By James Park
Two of Miami’s most active pre-construction submarkets are diverging in interesting ways as we move through 2025. Brickell, Miami’s established financial district and the city’s most internationally recognized address, continues to command premium pricing. Edgewater, the waterfront neighborhood immediately north of Downtown, offers direct bay and ocean views at a significant discount — and a development pipeline that rivals Brickell in volume and quality.
For buyers evaluating both neighborhoods, here is our current market analysis.
Price per square foot: $1,100–$1,800+ for active pre-construction, depending on project and floor position.
Why buyers choose Brickell: Brand recognition. When international buyers — particularly Latin Americans and Europeans — say they want a Miami address, they often mean Brickell specifically. The neighborhood’s walkability score is exceptional: offices, restaurants, the Brickell City Centre mall, and transit access are all within walking distance. For buyers who intend to live in the unit or attract premium short-term rental tenants, the Brickell address premium is real and durable.
Risks: Pipeline is heavy.
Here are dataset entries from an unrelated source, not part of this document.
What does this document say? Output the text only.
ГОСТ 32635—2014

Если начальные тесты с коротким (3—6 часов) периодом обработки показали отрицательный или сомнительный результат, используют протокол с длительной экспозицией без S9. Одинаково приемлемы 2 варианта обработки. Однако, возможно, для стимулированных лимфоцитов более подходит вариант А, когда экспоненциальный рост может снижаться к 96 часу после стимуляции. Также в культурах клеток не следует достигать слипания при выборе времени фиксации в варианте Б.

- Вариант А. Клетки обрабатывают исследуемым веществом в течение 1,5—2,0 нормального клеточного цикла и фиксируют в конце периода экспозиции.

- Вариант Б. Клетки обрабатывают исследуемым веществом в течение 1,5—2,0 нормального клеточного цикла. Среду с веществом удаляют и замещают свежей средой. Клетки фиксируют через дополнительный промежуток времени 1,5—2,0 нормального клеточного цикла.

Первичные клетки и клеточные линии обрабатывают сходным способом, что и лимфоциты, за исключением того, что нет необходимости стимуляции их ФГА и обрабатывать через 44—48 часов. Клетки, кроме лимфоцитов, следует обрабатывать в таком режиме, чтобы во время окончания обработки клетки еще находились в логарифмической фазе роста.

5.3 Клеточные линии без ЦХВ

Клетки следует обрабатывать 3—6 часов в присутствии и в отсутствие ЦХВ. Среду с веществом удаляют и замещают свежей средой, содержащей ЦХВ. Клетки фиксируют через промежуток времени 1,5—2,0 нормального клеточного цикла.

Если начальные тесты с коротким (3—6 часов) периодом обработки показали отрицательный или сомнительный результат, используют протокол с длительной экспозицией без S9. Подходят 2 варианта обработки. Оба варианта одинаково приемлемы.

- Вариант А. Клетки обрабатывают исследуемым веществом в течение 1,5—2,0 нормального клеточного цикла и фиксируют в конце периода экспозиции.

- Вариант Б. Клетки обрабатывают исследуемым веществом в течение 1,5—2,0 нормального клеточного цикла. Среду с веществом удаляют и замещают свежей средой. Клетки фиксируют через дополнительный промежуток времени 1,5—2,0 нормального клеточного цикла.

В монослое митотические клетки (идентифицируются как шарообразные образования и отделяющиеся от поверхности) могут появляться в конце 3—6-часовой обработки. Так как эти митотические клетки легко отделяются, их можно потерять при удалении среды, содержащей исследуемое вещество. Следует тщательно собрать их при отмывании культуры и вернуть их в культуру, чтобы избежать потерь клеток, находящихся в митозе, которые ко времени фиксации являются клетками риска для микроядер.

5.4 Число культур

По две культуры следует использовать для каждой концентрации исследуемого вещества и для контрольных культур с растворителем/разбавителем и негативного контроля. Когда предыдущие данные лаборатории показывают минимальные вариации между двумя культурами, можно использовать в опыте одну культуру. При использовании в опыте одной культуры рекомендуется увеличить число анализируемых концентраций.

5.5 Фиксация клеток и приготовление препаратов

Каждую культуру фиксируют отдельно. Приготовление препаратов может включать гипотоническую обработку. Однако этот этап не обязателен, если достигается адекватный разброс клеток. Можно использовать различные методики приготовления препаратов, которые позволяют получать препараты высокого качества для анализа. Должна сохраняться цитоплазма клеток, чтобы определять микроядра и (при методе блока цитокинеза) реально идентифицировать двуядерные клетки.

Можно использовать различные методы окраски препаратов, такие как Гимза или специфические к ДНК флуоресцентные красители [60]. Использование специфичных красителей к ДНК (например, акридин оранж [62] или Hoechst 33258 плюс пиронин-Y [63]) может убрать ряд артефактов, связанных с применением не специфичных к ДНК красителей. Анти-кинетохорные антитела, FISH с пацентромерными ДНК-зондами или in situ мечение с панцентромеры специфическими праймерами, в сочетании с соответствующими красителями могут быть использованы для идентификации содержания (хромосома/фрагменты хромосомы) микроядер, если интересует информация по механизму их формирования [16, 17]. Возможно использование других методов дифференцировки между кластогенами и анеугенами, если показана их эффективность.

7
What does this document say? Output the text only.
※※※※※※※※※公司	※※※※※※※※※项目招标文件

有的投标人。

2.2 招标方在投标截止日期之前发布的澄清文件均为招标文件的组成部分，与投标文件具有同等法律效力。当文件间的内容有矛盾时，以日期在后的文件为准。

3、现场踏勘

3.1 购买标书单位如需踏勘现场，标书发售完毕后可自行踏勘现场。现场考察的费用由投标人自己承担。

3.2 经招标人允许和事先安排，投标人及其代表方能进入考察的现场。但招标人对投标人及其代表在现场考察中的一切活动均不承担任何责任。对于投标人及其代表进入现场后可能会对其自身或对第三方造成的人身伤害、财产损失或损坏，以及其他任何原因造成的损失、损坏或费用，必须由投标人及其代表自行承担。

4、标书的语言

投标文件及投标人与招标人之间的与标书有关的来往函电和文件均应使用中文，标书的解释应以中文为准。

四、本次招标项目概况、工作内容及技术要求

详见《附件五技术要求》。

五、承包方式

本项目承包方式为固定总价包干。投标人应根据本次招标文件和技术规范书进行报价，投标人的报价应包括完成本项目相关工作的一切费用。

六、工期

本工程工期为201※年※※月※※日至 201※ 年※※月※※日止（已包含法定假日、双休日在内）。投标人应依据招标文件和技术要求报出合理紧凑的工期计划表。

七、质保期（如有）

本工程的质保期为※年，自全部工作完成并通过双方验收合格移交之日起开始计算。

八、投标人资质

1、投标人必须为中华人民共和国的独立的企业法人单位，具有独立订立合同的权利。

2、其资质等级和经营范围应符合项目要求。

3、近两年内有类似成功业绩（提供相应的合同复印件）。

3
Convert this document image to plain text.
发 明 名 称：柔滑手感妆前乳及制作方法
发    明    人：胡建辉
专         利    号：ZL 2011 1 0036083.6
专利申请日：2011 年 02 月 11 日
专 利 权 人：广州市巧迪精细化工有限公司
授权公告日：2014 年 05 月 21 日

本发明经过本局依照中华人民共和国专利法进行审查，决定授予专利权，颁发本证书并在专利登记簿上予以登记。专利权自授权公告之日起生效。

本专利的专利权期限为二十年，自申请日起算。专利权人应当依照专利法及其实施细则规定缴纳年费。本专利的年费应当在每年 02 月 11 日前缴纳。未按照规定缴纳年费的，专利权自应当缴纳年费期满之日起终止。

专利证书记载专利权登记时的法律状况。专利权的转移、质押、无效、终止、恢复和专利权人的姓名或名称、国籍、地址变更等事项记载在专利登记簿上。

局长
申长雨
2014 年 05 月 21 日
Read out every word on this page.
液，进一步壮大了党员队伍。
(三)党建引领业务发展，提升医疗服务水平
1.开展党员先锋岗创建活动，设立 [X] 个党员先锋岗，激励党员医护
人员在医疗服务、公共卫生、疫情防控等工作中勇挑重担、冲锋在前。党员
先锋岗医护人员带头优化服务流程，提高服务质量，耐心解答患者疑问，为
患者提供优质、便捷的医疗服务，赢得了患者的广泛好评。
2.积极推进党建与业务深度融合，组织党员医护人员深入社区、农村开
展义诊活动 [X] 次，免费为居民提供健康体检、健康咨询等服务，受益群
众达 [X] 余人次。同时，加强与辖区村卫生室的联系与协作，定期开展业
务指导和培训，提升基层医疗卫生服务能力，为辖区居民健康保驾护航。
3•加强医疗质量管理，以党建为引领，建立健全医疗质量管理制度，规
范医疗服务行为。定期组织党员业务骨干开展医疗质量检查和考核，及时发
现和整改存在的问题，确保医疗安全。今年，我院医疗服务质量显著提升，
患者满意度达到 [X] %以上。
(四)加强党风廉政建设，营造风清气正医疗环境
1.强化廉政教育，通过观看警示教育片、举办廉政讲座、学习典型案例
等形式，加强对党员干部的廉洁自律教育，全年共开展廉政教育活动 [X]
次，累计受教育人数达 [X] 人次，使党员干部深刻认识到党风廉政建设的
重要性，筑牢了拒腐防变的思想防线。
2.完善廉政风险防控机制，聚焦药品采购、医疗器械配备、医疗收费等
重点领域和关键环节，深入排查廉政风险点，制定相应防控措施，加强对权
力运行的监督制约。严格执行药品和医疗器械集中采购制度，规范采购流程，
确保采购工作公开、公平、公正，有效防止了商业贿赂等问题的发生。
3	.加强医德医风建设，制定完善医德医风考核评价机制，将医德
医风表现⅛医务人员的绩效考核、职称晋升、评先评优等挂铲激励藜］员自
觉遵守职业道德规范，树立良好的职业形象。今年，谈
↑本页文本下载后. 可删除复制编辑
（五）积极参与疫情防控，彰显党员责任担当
Multiple large towers are in simultaneous active sales, which creates pricing competition and potential short-term oversupply at occupancy. Brickell is also increasingly congested — traffic has become a genuine quality-of-life issue for residents.
Price per square foot: $750–$1,100 for active pre-construction, with premium units at select projects approaching Brickell pricing.
Why buyers choose Edgewater: Direct Biscayne Bay frontage at a price point 25–40% below equivalent Brickell product. Edgewater offers something Brickell fundamentally cannot: unobstructed bay and ocean views without the premium that waterfront commands in more established neighborhoods. The neighborhood’s food and arts scene has improved substantially, and the completion of the Museum Park improvements has elevated the entire northern waterfront corridor.
Investment thesis: Edgewater is the clearest current example of a Miami neighborhood in the process of repricing — from a transitional area to an established luxury waterfront destination. Buyers in 2018–2020 Edgewater projects have in many cases seen 40–60% appreciation. While that pace of appreciation is unlikely to repeat, the relative discount to Brickell supports a continued narrowing thesis.
For end-users (primary residence or pied-à-terre): Brickell’s walkability and amenity density remain compelling for buyers who will actually live in the unit and value an urban, walkable lifestyle.
For investors optimizing for capital appreciation: Edgewater offers the more compelling combination of waterfront positioning, relative value versus comparable Brickell product, and a tightening supply/demand dynamic as available waterfront sites diminish.
For investors optimizing for rental yield: Both neighborhoods support strong short-term rental income, but Edgewater’s lower entry price point typically produces superior cap rates relative to Brickell at current pricing.